I’ve been programming for a long time now. One of the benefits that comes with experience is that I’ve made a lot of mistakes and tend to have a good idea what not to do. Some mistakes, however, I find myself making time and time again. Those mistakes typically come from a violation of the principle of least surprise.

First, to set the stage, I’m working on a a bulk data import process. Users can import data for several different objects by uploading a csv file. Many of these files are quite large, so we want to process them in the background. Due to the number of ways that users can break a spreadsheet upload (as I’ll talk about shortly) I want to make sure I save the uploaded files and have a process for repeating the import to allow me to debug any problems that arise. This lead to the following structure:

  • A number of Importer classes that know how to validate and import a row of a csv.
  • A DataImport class that holds the uploaded file, enough information to create an instance of Importer, and a results object.
  • A background job (using resque) that will run the import.

The DataImport uses serialization extensively. For example, the results object is serialized so that we can display information including the number of valid and invalid rows, any errors that occur and also the data for errored rows. A list of options needed to initialize the Importer object are also stored serialized on the DataImport.

This has worked fine in production, but there were some problems in development mode. While I was working on the import, I would frequently have background imports fail because the wrong number of parameters were passed to the Importer object. When I looked into it, this was caused by ActiveRecord failing to unserialize my attributes.
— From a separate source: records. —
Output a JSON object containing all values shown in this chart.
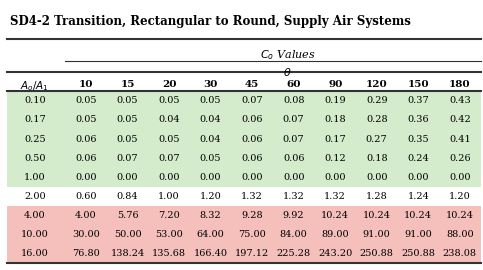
{
  "title": "SD4-2 Transition, Rectangular to Round, Supply Air Systems",
  "col_labels": [
    "10",
    "15",
    "20",
    "30",
    "45",
    "60",
    "90",
    "120",
    "150",
    "180"
  ],
  "row_labels": [
    "0.10",
    "0.17",
    "0.25",
    "0.50",
    "1.00",
    "2.00",
    "4.00",
    "10.00",
    "16.00"
  ],
  "data": [
    [
      "0.05",
      "0.05",
      "0.05",
      "0.05",
      "0.07",
      "0.08",
      "0.19",
      "0.29",
      "0.37",
      "0.43"
    ],
    [
      "0.05",
      "0.05",
      "0.04",
      "0.04",
      "0.06",
      "0.07",
      "0.18",
      "0.28",
      "0.36",
      "0.42"
    ],
    [
      "0.06",
      "0.05",
      "0.05",
      "0.04",
      "0.06",
      "0.07",
      "0.17",
      "0.27",
      "0.35",
      "0.41"
    ],
    [
      "0.06",
      "0.07",
      "0.07",
      "0.05",
      "0.06",
      "0.06",
      "0.12",
      "0.18",
      "0.24",
      "0.26"
    ],
    [
      "0.00",
      "0.00",
      "0.00",
      "0.00",
      "0.00",
      "0.00",
      "0.00",
      "0.00",
      "0.00",
      "0.00"
    ],
    [
      "0.60",
      "0.84",
      "1.00",
      "1.20",
      "1.32",
      "1.32",
      "1.32",
      "1.28",
      "1.24",
      "1.20"
    ],
    [
      "4.00",
      "5.76",
      "7.20",
      "8.32",
      "9.28",
      "9.92",
      "10.24",
      "10.24",
      "10.24",
      "10.24"
    ],
    [
      "30.00",
      "50.00",
      "53.00",
      "64.00",
      "75.00",
      "84.00",
      "89.00",
      "91.00",
      "91.00",
      "88.00"
    ],
    [
      "76.80",
      "138.24",
      "135.68",
      "166.40",
      "197.12",
      "225.28",
      "243.20",
      "250.88",
      "250.88",
      "238.08"
    ]
  ],
  "row_colors": [
    "#d4eccc",
    "#d4eccc",
    "#d4eccc",
    "#d4eccc",
    "#d4eccc",
    "#ffffff",
    "#f5c0bb",
    "#f5c0bb",
    "#f5c0bb"
  ],
  "background": "#ffffff",
  "title_fontsize": 8.5,
  "header_fontsize": 7.5,
  "cell_fontsize": 7.0,
  "line_color": "#333333"
}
Somewhat surprisingly, in some cases, ActiveRecord was returning the yaml string for my options attribute instead of an unserialized object. Instead of raising an exception, ActiveRecord just returned a string value. This isn’t at all what I expected to happen. Because I assumed that I would be notified of errors, I wasn’t checking whether the returned value was a YAML string. I just passed the object on into the program where it would fail in an obscure way much later on.

Once I realized what the problem was, I was able to read the source code to see what was happening. Doing that I learned that ActiveRecord swallows a number of generated exceptions. I was able to debug and figure out that the issue was caused by classes in the serialized object that weren’t loaded by Rails. To fix it, I just needed to use require_dependency to make sure all of the serialized classes were loaded. With that done, my serialization and unserialization now work as expected.

Of course, this wouldn’t have cost me so much time if Rails didn’t silently ignore failures in unserialization. If a developer asks to serialize an attribute, and that attribute can’t be unserialized, returning the serialized version is a clear violation of the principal of least surprise. In this case, raising an exception is a much better decision.

Update

In the open source tradition, this bug annoyed me enough to submit a fix. Due to this pull request the issue should be fixed in Rails 4.0.